Gore places the camera from which the player views directly on the character model, thus giving true perspective from the player's point of view such as emulating the arch of the back when looking up and down. This perspective creates many new tactics for battle, for example allowing players to accurately judge which parts of their body are exposed. This also lets players to see their own feet.

===Multiplayer game types===
- Deathmatch – players fight in a free-for-all battle to gain the most kills.
- Team Deathmatch – team-based variant of deathmatch.
- Capture the Flag – each team must defend their flag while trying to steal and capture the enemy flag. If a team steals the enemy flag but has also had their flag stolen, they cannot score until their flag has been recovered.
- Tactical – each team spawns with a set amount of weapons and ammo in their own base and must eliminate all other players on the other team. If a player dies, he must wait until the beginning of the next round before he can respawn. The round ends when all the players on one team have been killed or an objective in the current mode of Tactical has been completed.

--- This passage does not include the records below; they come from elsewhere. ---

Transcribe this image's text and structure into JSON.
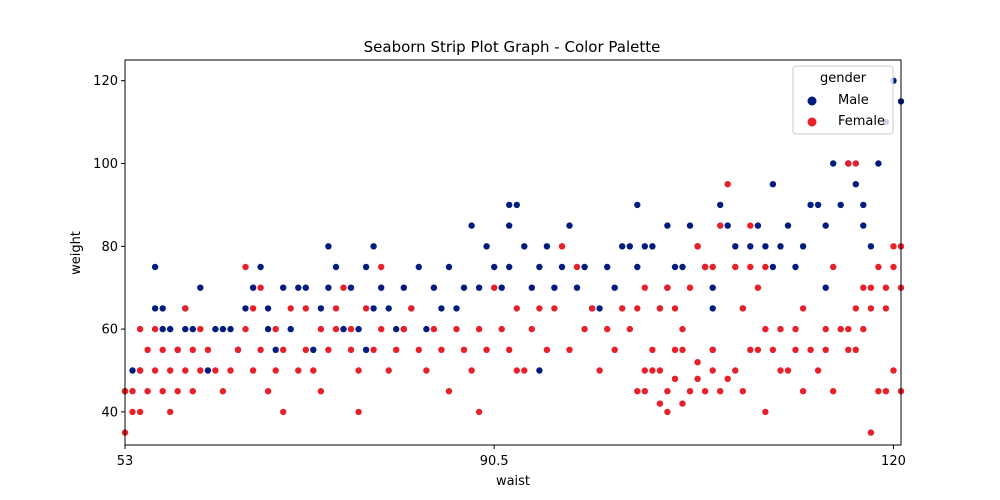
{
  "chart_data": {
    "type": "scatter",
    "subtype": "strip",
    "title": "Seaborn Strip Plot Graph - Color Palette",
    "xlabel": "waist",
    "ylabel": "weight",
    "x_scale": "categorical",
    "x_tick_labels": [
      "53",
      "90.5",
      "120"
    ],
    "xlim": [
      53,
      156
    ],
    "ylim": [
      32,
      125
    ],
    "y_ticks": [
      40,
      60,
      80,
      100,
      120
    ],
    "grid": false,
    "legend": {
      "title": "gender",
      "position": "top-right",
      "entries": [
        "Male",
        "Female"
      ]
    },
    "series": [
      {
        "name": "Male",
        "color": "#001c7f",
        "points": [
          [
            53,
            45
          ],
          [
            54,
            50
          ],
          [
            55,
            50
          ],
          [
            57,
            75
          ],
          [
            57,
            65
          ],
          [
            58,
            65
          ],
          [
            58,
            60
          ],
          [
            59,
            60
          ],
          [
            60,
            55
          ],
          [
            61,
            60
          ],
          [
            61,
            65
          ],
          [
            62,
            60
          ],
          [
            63,
            70
          ],
          [
            64,
            50
          ],
          [
            65,
            60
          ],
          [
            66,
            60
          ],
          [
            67,
            60
          ],
          [
            68,
            55
          ],
          [
            69,
            65
          ],
          [
            70,
            70
          ],
          [
            71,
            75
          ],
          [
            72,
            65
          ],
          [
            72,
            60
          ],
          [
            73,
            55
          ],
          [
            74,
            70
          ],
          [
            75,
            60
          ],
          [
            76,
            70
          ],
          [
            77,
            70
          ],
          [
            78,
            55
          ],
          [
            79,
            65
          ],
          [
            80,
            70
          ],
          [
            80,
            80
          ],
          [
            81,
            75
          ],
          [
            82,
            60
          ],
          [
            83,
            70
          ],
          [
            84,
            60
          ],
          [
            85,
            75
          ],
          [
            85,
            55
          ],
          [
            86,
            80
          ],
          [
            86,
            65
          ],
          [
            87,
            70
          ],
          [
            88,
            65
          ],
          [
            89,
            60
          ],
          [
            90,
            70
          ],
          [
            90,
            60
          ],
          [
            91,
            65
          ],
          [
            92,
            75
          ],
          [
            93,
            60
          ],
          [
            94,
            70
          ],
          [
            95,
            65
          ],
          [
            96,
            75
          ],
          [
            97,
            65
          ],
          [
            98,
            70
          ],
          [
            99,
            85
          ],
          [
            100,
            70
          ],
          [
            101,
            80
          ],
          [
            102,
            75
          ],
          [
            103,
            70
          ],
          [
            104,
            90
          ],
          [
            104,
            75
          ],
          [
            104,
            85
          ],
          [
            105,
            90
          ],
          [
            106,
            80
          ],
          [
            107,
            70
          ],
          [
            108,
            75
          ],
          [
            108,
            50
          ],
          [
            109,
            80
          ],
          [
            110,
            70
          ],
          [
            111,
            75
          ],
          [
            112,
            85
          ],
          [
            113,
            70
          ],
          [
            114,
            75
          ],
          [
            115,
            65
          ],
          [
            116,
            65
          ],
          [
            117,
            75
          ],
          [
            118,
            70
          ],
          [
            119,
            80
          ],
          [
            120,
            80
          ],
          [
            121,
            90
          ],
          [
            121,
            75
          ],
          [
            122,
            80
          ],
          [
            123,
            80
          ],
          [
            124,
            65
          ],
          [
            125,
            85
          ],
          [
            125,
            70
          ],
          [
            126,
            75
          ],
          [
            127,
            75
          ],
          [
            128,
            85
          ],
          [
            129,
            80
          ],
          [
            130,
            75
          ],
          [
            131,
            70
          ],
          [
            131,
            65
          ],
          [
            131,
            55
          ],
          [
            132,
            90
          ],
          [
            133,
            85
          ],
          [
            134,
            80
          ],
          [
            135,
            65
          ],
          [
            136,
            80
          ],
          [
            137,
            85
          ],
          [
            138,
            80
          ],
          [
            139,
            95
          ],
          [
            139,
            75
          ],
          [
            140,
            80
          ],
          [
            141,
            85
          ],
          [
            142,
            75
          ],
          [
            143,
            80
          ],
          [
            144,
            90
          ],
          [
            145,
            90
          ],
          [
            146,
            85
          ],
          [
            146,
            70
          ],
          [
            147,
            100
          ],
          [
            148,
            90
          ],
          [
            149,
            100
          ],
          [
            150,
            95
          ],
          [
            151,
            85
          ],
          [
            151,
            90
          ],
          [
            152,
            80
          ],
          [
            153,
            100
          ],
          [
            154,
            110
          ],
          [
            155,
            120
          ],
          [
            156,
            115
          ]
        ]
      },
      {
        "name": "Female",
        "color": "#e8202a",
        "points": [
          [
            53,
            35
          ],
          [
            53,
            45
          ],
          [
            54,
            40
          ],
          [
            54,
            45
          ],
          [
            55,
            40
          ],
          [
            55,
            50
          ],
          [
            55,
            60
          ],
          [
            56,
            45
          ],
          [
            56,
            55
          ],
          [
            57,
            50
          ],
          [
            57,
            60
          ],
          [
            58,
            55
          ],
          [
            58,
            45
          ],
          [
            59,
            50
          ],
          [
            59,
            40
          ],
          [
            60,
            45
          ],
          [
            60,
            55
          ],
          [
            61,
            50
          ],
          [
            61,
            65
          ],
          [
            62,
            55
          ],
          [
            62,
            45
          ],
          [
            63,
            50
          ],
          [
            63,
            60
          ],
          [
            64,
            55
          ],
          [
            65,
            50
          ],
          [
            66,
            45
          ],
          [
            67,
            50
          ],
          [
            68,
            55
          ],
          [
            69,
            60
          ],
          [
            69,
            75
          ],
          [
            70,
            50
          ],
          [
            70,
            65
          ],
          [
            71,
            55
          ],
          [
            71,
            70
          ],
          [
            72,
            45
          ],
          [
            73,
            50
          ],
          [
            73,
            60
          ],
          [
            74,
            40
          ],
          [
            74,
            55
          ],
          [
            75,
            65
          ],
          [
            76,
            50
          ],
          [
            77,
            55
          ],
          [
            77,
            65
          ],
          [
            78,
            50
          ],
          [
            79,
            45
          ],
          [
            79,
            60
          ],
          [
            80,
            55
          ],
          [
            81,
            60
          ],
          [
            81,
            65
          ],
          [
            82,
            70
          ],
          [
            83,
            55
          ],
          [
            83,
            60
          ],
          [
            84,
            50
          ],
          [
            84,
            40
          ],
          [
            85,
            65
          ],
          [
            86,
            55
          ],
          [
            87,
            75
          ],
          [
            87,
            60
          ],
          [
            88,
            50
          ],
          [
            89,
            55
          ],
          [
            90,
            60
          ],
          [
            91,
            65
          ],
          [
            92,
            55
          ],
          [
            93,
            50
          ],
          [
            94,
            60
          ],
          [
            95,
            55
          ],
          [
            96,
            45
          ],
          [
            97,
            60
          ],
          [
            98,
            55
          ],
          [
            99,
            50
          ],
          [
            100,
            60
          ],
          [
            100,
            40
          ],
          [
            101,
            55
          ],
          [
            102,
            70
          ],
          [
            103,
            60
          ],
          [
            104,
            55
          ],
          [
            105,
            65
          ],
          [
            105,
            50
          ],
          [
            106,
            50
          ],
          [
            107,
            60
          ],
          [
            108,
            65
          ],
          [
            109,
            55
          ],
          [
            110,
            65
          ],
          [
            111,
            80
          ],
          [
            112,
            55
          ],
          [
            113,
            75
          ],
          [
            114,
            60
          ],
          [
            115,
            65
          ],
          [
            116,
            50
          ],
          [
            117,
            60
          ],
          [
            118,
            55
          ],
          [
            119,
            65
          ],
          [
            120,
            60
          ],
          [
            121,
            65
          ],
          [
            122,
            70
          ],
          [
            123,
            55
          ],
          [
            124,
            65
          ],
          [
            125,
            70
          ],
          [
            126,
            65
          ],
          [
            127,
            60
          ],
          [
            128,
            70
          ],
          [
            129,
            80
          ],
          [
            130,
            75
          ],
          [
            131,
            75
          ],
          [
            132,
            85
          ],
          [
            133,
            95
          ],
          [
            134,
            75
          ],
          [
            135,
            65
          ],
          [
            136,
            75
          ],
          [
            136,
            85
          ],
          [
            137,
            70
          ],
          [
            138,
            75
          ],
          [
            147,
            75
          ],
          [
            149,
            100
          ],
          [
            150,
            100
          ],
          [
            151,
            70
          ],
          [
            152,
            35
          ],
          [
            153,
            45
          ],
          [
            154,
            45
          ],
          [
            155,
            50
          ],
          [
            156,
            45
          ]
        ]
      },
      {
        "name": "Female",
        "color": "#e8202a",
        "points": [
          [
            121,
            45
          ],
          [
            122,
            50
          ],
          [
            122,
            45
          ],
          [
            123,
            50
          ],
          [
            124,
            42
          ],
          [
            124,
            50
          ],
          [
            125,
            40
          ],
          [
            125,
            45
          ],
          [
            126,
            48
          ],
          [
            126,
            55
          ],
          [
            127,
            42
          ],
          [
            127,
            55
          ],
          [
            128,
            45
          ],
          [
            129,
            48
          ],
          [
            129,
            52
          ],
          [
            130,
            45
          ],
          [
            131,
            50
          ],
          [
            131,
            55
          ],
          [
            132,
            45
          ],
          [
            133,
            48
          ],
          [
            134,
            50
          ],
          [
            135,
            45
          ],
          [
            136,
            55
          ],
          [
            137,
            55
          ],
          [
            138,
            60
          ],
          [
            138,
            40
          ],
          [
            139,
            55
          ],
          [
            140,
            60
          ],
          [
            140,
            50
          ],
          [
            141,
            50
          ],
          [
            142,
            60
          ],
          [
            142,
            55
          ],
          [
            143,
            65
          ],
          [
            143,
            45
          ],
          [
            144,
            55
          ],
          [
            145,
            50
          ],
          [
            146,
            55
          ],
          [
            146,
            60
          ],
          [
            147,
            45
          ],
          [
            148,
            60
          ],
          [
            149,
            55
          ],
          [
            149,
            60
          ],
          [
            150,
            55
          ],
          [
            150,
            65
          ],
          [
            151,
            60
          ],
          [
            152,
            65
          ],
          [
            152,
            70
          ],
          [
            153,
            75
          ],
          [
            154,
            70
          ],
          [
            154,
            65
          ],
          [
            155,
            80
          ],
          [
            155,
            75
          ],
          [
            156,
            70
          ],
          [
            156,
            80
          ]
        ]
      }
    ]
  }
}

There are four modes of Tactical.
  - Extermination – the most common Tactical mode, each team must simply kill all other players on the opposing team.
  - Assault – one team starts with a target in their base which they must prevent from being destroyed. The opposing team spawns with a bomb satchel which, when planted and detonated, is capable of destroying the target in one large blast. However, the bomb satchel has a 30-second timer, which all players in the map are capable of hearing when armed, and the player with the detonator, which emits a loud ringing noise that easily draws attention, cannot switch to a regular weapon or the timer will stop. The target can also be destroyed by normal weapons, but this is mostly an impractical method as it is strong enough to withstand a great amount of damage.
  - Escape and Infiltration – one team starts with a VIP who must be escorted to a designated location within the map. If the VIP is killed, his team loses. The VIP class is very weak, spawning with no armor and incapable of using any weapons aside from the pistol. He also cannot be healed above 100 health points like all other classes.
- Co-operative – players join together as a team to play through an entire single-player campaign against the enemy AI. This mode was added in the 1.48 patch.
- Duel – two players fight in a 1-on-1 deathmatch while the others in the server wait and observe from a queue. When the round is over, the loser of the duel is sent to the end of the queue and the next player in line joins to play the winner. This mode was coded in by Gore player and programmer Red Daly and was subsequently included with the 1.50 patch.

==Reception==

The game received "mixed" reviews according to the review aggregation website Metacritic. GameSpot highlighted the exploding power-ups and their anti-camping effect on gameplay, but otherwise rated it as an average old-school shooter. The game was also praised by Greek magazine PC Master in 2003 which called it a "great old school shooter".

Gore sold 60,000 units according to 4D Rulers' website.

Aggregate score
| Aggregator | Score |
|---|---|
| Metacritic | 58/100 |

Review scores
| Publication | Score |
|---|---|
| Computer Games Magazine | 3/5 |
| Computer Gaming World | 1/5 |
| Computer and Video Games | 7/10 |
| EP Daily | 7.5/10 |
| GameSpot | 6.3/10 |
| GameSpy | 2.5/5 |
| GameZone | 8/10 |
| IGN | 8/10 |
| PC Gamer (US) | 46% |
| X-Play | 2/5 |

==Special Edition==
On July 4, 2008, Gore: Special Edition was released to the public for free. The special edition includes graphical and gameplay tweaks.

==Notes==
- Gore: Ultimate Soldier manual. 4D Rulers, 2002.